Há, ainda, uma cultura que impera em nossa sociedade, na qual “bandido bom é bandido morto”. A sociedade dá autorização ao extermínio de pessoas sem o devido processo legal, num verdadeiro retrocesso às fases mais primitivas da existência humana. A mesma sociedade que deseja a morte das “pessoas do mal” elege os políticos corruptos de sempre, o que legitima, pelo voto, o continuísmo da bandalheira no Estado. A própria sociedade compra a seletividade do sistema penal ao dar voz a certos parlamentares que defendem a redução da maioridade penal, porém, não cogitam buscar a tão esperada reforma política. Se os membros da Comissão deConstituição de Justiça, que votaram a favor da redução da maioridade penal, o fizeram porque é isso que o povo quer, poderiam começar a reduzir seus salários e suas despesas com verbas públicas porque essa também é a vontade popular.
A realidade brasileira não deixa dúvidas sobre a falácia da redução da maioridade penal como instrumento de combate ao crime. O sistema penal sempre esteve atento aos movimentos das classes mais baixas e não é por isso que deixou de haver a prática de ilícitos nas áreas periféricas mais carentes.
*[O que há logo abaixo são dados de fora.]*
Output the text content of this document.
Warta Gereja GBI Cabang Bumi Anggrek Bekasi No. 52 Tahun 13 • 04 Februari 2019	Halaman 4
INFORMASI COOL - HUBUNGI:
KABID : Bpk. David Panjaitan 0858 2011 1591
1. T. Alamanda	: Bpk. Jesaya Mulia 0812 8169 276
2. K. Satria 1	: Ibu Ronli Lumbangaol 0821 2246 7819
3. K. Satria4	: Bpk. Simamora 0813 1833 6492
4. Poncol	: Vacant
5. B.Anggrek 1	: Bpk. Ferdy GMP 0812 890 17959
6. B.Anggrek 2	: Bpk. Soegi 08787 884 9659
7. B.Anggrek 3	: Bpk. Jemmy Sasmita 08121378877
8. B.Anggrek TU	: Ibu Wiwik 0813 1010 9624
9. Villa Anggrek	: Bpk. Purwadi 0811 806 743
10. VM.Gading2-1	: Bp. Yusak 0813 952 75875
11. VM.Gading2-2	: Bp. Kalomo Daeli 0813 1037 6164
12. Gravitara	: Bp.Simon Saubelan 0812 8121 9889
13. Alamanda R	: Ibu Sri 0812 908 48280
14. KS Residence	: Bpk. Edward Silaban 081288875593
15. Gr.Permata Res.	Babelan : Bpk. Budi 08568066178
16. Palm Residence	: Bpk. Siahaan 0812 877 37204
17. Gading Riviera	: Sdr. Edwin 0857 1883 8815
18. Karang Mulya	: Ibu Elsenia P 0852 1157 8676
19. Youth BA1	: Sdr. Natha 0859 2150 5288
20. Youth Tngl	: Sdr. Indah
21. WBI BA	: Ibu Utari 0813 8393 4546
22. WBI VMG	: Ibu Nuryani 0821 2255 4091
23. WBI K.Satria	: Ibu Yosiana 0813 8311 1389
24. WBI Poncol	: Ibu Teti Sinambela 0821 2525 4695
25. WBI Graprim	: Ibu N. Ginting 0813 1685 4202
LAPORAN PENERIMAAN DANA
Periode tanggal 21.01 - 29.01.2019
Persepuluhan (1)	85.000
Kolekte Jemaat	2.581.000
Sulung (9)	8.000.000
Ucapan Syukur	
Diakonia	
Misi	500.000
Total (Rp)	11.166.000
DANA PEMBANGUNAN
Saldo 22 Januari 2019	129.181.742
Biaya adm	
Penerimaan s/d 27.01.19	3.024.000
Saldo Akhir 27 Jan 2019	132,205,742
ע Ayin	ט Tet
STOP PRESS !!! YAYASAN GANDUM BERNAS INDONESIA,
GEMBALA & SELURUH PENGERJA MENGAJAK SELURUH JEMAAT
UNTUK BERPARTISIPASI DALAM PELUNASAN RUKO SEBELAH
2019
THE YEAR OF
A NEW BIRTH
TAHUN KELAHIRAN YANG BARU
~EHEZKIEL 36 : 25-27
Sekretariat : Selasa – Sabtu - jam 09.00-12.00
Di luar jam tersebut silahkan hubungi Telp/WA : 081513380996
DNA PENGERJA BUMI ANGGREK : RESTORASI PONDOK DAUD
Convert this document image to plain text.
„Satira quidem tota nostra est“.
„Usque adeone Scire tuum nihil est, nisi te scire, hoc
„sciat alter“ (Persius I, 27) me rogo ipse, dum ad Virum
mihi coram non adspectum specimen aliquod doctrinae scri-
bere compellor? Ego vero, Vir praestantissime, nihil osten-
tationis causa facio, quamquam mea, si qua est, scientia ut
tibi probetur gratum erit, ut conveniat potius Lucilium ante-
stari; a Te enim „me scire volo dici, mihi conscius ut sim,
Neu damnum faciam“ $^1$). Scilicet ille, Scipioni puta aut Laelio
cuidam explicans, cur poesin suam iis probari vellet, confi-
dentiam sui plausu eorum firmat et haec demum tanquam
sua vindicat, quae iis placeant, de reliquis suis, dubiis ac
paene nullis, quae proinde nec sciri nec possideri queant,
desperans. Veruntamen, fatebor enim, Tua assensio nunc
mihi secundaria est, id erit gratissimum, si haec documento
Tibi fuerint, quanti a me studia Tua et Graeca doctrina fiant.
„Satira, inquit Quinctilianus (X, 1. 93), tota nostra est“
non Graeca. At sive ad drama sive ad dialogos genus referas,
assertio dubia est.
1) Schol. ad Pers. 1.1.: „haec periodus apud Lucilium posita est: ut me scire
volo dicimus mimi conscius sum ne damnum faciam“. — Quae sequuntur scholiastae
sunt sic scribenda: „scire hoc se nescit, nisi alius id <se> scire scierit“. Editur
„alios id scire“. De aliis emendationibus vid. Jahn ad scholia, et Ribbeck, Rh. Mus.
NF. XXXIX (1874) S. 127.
Se a lei penal, exclusivamente, resolvesse o problema da criminalidade, o Brasil seria um país muito tranquilo, uma vez que nossa legislação é rigorosa. O grande problema é trabalhar o problema na causa e distribuir melhor o poder punitivo do Estado de forma a reprimir apenas os atos ilícitos mais graves, independentemente de quem os tenha praticado.
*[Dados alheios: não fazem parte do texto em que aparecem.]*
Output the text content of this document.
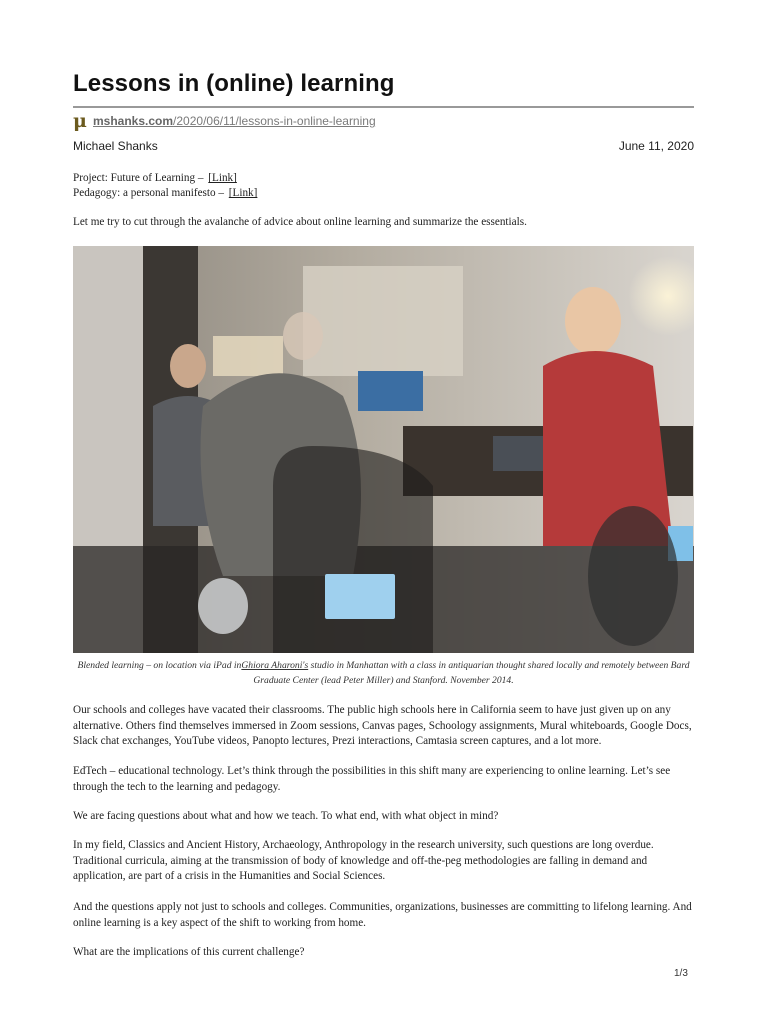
Lessons in (online) learning
μ mshanks.com/2020/06/11/lessons-in-online-learning
Michael Shanks	June 11, 2020
Project: Future of Learning – [Link]
Pedagogy: a personal manifesto – [Link]

Let me try to cut through the avalanche of advice about online learning and summarize the essentials.

Blended learning – on location via iPad inGhiora Aharoni's studio in Manhattan with a class in antiquarian thought shared locally and remotely between Bard Graduate Center (lead Peter Miller) and Stanford. November 2014.

Our schools and colleges have vacated their classrooms. The public high schools here in California seem to have just given up on any alternative. Others find themselves immersed in Zoom sessions, Canvas pages, Schoology assignments, Mural whiteboards, Google Docs, Slack chat exchanges, YouTube videos, Panopto lectures, Prezi interactions, Camtasia screen captures, and a lot more.

EdTech – educational technology. Let’s think through the possibilities in this shift many are experiencing to online learning. Let’s see through the tech to the learning and pedagogy.

We are facing questions about what and how we teach. To what end, with what object in mind?

In my field, Classics and Ancient History, Archaeology, Anthropology in the research university, such questions are long overdue. Traditional curricula, aiming at the transmission of body of knowledge and off-the-peg methodologies are falling in demand and application, are part of a crisis in the Humanities and Social Sciences.

And the questions apply not just to schools and colleges. Communities, organizations, businesses are committing to lifelong learning. And online learning is a key aspect of the shift to working from home.

What are the implications of this current challenge?

1/3
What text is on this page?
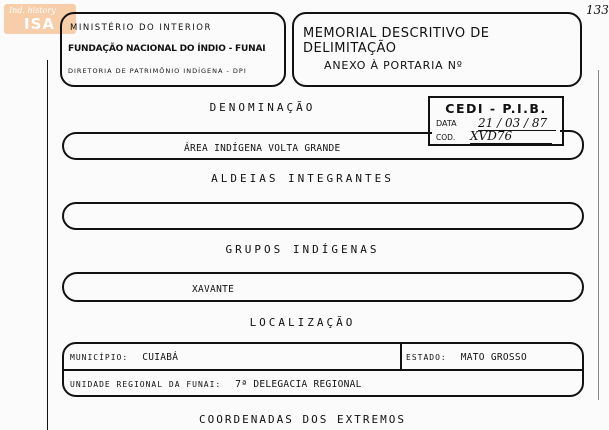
Ind. history
ISA
133
MINISTÉRIO DO INTERIOR
FUNDAÇÃO NACIONAL DO ÍNDIO - FUNAI
DIRETORIA DE PATRIMÔNIO INDÍGENA - DPI
MEMORIAL DESCRITIVO DE DELIMITAÇÃO
ANEXO À PORTARIA Nº
DENOMINAÇÃO	CEDI - P.I.B.
DATA 21 / 03 / 87
COD. XVD76
ÁREA INDÍGENA VOLTA GRANDE
ALDEIAS INTEGRANTES
GRUPOS INDÍGENAS
XAVANTE
LOCALIZAÇÃO
MUNICÍPIO: CUIABÁ	ESTADO: MATO GROSSO
UNIDADE REGIONAL DA FUNAI: 7ª DELEGACIA REGIONAL
COORDENADAS DOS EXTREMOS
A redução da maioridade penal mostra um futuro de encarceramento excessivo num país que já possui a terceira maior população carcerária do mundo. A reprimenda penal recairá apenas aos jovens pobres e marginalizados, tornando-os infratores ainda piores pelas lições que aprenderão nas escolas do crime. Até do ponto de vista econômico a medida é prejudicial, pois o Estado será onerado ainda mais para suprir a demanda por mais estabelecimentos prisionais. Em termos de prevenção, a prisão já demonstrou que não recupera quem cumpre pena. Enfim, reduzir a maioridade penal representa mais do mesmo: ampliar o poder punitivo do Estado para segregar os jovens infratores marginalizados da convivência da população “de bem” que só aceita o criminoso bem vestido das colunas sociais.